That’s what they teach you in truck driver school also.
No, it doesn’t require pin-point timing. You stall on the tracks when there is no train coming, and you exit before a train comes.
It works the same way taking a date to a horror movie or a roller-coater works. There is the perception of danger, and (it is documted that) people react to emotion without regard to the type of emotion: your date goes on a date with you and experiences an emotional roller-coaster.
Sheesh. I was amused that she didn’t have more insight, but now I’m not surprised.
Sheesh is right. Do none of you male Dopers remember your teenage sense of humor? Girl in the front seat, you intentionally stall your car on the tracks, “oh, no, a train’s coming!” She starts to freak out, you start up the car and drive off laughing, she calls you an asshole. That’s a win, when you’re 16. Teenaged boys are not particularly subtle.
Yes, but why exactly is your car stalling at the exact 10 feet stretch where it’s on the railroad tracks? Why not the other 100 miles you’ve driven today?
Your car stalls how many times a day? On average? Once? Twice? And the time it stalls is exactly when you’re going over the railroad tracks? Even when I drove a manual transmission back in the day I’d stall on average zero times a day.
I’m talking about legit stalling, not a teenager driver being a jackass and doing it on purpose.
It sound to me like you’re just ticked off that your lack of critical thinking skills has been exposed.
When multiple people – many of which used to be teenage boys ourselves — tell you that there’s no sex angle to stalling on the train tracks, you might want to reconsider your opinion.

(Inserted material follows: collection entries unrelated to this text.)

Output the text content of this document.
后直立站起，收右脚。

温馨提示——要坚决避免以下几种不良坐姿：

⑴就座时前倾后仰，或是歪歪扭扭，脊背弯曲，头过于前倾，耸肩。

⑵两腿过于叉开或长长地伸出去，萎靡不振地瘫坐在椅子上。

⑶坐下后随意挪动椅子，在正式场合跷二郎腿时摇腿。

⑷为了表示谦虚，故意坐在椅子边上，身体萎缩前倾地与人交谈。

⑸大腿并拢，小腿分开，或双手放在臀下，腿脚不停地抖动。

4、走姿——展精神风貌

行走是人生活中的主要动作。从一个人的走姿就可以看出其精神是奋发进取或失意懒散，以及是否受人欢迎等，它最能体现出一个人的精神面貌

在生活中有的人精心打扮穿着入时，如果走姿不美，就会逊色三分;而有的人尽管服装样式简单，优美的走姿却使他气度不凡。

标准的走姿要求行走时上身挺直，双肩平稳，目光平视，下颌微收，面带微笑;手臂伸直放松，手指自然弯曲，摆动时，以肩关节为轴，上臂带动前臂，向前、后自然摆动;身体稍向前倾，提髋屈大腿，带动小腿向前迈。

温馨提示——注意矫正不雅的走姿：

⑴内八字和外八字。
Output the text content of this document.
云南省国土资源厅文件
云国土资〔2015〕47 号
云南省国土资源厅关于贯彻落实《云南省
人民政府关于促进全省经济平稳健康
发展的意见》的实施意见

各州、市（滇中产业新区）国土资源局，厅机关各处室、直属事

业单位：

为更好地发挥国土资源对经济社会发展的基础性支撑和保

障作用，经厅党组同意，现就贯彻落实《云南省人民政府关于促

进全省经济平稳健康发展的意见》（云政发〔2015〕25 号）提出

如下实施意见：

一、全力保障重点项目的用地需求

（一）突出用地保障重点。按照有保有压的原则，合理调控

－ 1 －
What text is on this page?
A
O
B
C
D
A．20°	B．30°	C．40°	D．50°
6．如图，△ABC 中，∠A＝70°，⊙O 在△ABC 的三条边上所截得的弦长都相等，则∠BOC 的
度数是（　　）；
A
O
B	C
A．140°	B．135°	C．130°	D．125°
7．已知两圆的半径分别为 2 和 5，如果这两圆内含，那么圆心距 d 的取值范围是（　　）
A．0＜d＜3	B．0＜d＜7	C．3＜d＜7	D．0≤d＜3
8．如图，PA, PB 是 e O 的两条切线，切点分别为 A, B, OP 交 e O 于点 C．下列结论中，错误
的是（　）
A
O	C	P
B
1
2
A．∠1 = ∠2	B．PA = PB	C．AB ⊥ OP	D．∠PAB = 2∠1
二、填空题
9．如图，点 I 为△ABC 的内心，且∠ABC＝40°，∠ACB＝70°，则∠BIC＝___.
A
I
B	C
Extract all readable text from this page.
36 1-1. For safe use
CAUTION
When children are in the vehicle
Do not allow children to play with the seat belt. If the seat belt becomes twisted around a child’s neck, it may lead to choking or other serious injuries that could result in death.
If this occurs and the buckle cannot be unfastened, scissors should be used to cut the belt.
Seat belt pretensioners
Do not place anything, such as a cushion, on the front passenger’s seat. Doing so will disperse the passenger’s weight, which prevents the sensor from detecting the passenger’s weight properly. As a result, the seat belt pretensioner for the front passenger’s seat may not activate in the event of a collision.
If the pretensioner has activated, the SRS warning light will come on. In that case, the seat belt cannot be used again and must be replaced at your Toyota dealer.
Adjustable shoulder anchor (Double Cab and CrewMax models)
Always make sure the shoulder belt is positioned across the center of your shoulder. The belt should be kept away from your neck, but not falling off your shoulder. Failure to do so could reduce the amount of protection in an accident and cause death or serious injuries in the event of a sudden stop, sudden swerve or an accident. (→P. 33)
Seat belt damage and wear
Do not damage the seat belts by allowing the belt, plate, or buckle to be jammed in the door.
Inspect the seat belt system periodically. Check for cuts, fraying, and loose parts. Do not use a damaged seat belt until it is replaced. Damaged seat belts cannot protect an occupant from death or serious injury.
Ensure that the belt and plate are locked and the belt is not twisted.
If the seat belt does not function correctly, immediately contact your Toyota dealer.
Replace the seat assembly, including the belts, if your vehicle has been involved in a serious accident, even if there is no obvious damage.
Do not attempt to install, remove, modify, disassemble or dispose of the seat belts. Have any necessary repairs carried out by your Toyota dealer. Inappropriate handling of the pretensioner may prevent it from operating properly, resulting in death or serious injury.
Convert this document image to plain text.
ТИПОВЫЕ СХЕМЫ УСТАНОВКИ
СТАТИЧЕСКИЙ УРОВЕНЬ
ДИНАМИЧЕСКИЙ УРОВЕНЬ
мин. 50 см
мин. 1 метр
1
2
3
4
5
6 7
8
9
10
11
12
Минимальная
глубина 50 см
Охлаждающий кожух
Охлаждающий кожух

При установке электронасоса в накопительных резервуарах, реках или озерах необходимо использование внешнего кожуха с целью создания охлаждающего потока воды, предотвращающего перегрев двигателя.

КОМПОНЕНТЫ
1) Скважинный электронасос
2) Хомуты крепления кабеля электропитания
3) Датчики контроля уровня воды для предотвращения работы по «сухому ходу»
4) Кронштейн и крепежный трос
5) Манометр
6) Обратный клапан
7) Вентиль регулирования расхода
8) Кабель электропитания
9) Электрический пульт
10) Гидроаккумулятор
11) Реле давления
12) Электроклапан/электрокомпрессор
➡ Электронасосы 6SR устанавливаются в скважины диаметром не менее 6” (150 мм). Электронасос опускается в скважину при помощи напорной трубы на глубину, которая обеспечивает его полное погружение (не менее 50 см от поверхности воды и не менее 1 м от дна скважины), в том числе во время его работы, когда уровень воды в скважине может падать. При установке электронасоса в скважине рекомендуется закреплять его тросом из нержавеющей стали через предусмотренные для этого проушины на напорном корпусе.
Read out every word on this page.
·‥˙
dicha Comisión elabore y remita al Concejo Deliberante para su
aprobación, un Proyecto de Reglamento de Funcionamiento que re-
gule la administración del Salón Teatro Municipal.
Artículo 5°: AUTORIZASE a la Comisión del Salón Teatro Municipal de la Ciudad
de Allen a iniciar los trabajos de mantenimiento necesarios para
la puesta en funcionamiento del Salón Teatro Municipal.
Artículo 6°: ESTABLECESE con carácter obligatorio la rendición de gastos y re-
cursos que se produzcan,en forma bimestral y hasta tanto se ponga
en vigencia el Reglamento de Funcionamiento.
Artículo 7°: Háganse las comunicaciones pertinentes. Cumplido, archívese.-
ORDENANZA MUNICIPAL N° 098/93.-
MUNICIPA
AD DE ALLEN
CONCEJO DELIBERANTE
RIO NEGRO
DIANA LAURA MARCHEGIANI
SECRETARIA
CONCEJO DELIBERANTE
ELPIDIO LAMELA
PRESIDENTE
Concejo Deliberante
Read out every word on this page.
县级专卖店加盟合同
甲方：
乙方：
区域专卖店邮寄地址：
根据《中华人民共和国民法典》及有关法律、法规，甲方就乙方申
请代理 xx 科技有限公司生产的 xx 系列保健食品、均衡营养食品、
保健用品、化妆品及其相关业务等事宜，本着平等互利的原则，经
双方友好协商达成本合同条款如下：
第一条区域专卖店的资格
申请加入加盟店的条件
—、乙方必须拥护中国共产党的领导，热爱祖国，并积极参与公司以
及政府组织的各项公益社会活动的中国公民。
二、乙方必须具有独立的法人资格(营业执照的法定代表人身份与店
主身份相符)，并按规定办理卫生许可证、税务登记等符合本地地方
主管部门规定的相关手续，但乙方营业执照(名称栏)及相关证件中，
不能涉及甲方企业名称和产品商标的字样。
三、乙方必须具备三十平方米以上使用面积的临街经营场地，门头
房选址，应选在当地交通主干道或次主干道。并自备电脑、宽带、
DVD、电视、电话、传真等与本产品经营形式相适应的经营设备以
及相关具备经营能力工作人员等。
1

In the late '70s I had a Ford van “conversion”, i.e. a camping van. All the early production models of that van had a defective ignition controller which unexpectedly and repeatedly stalled the van several times a day, for several minutes each time. It happened to me too, several times - once on the way to work … crossing a railroad track … right in the middle of the track … for several minutes.
Murphy will get you sooner or later but he will get you.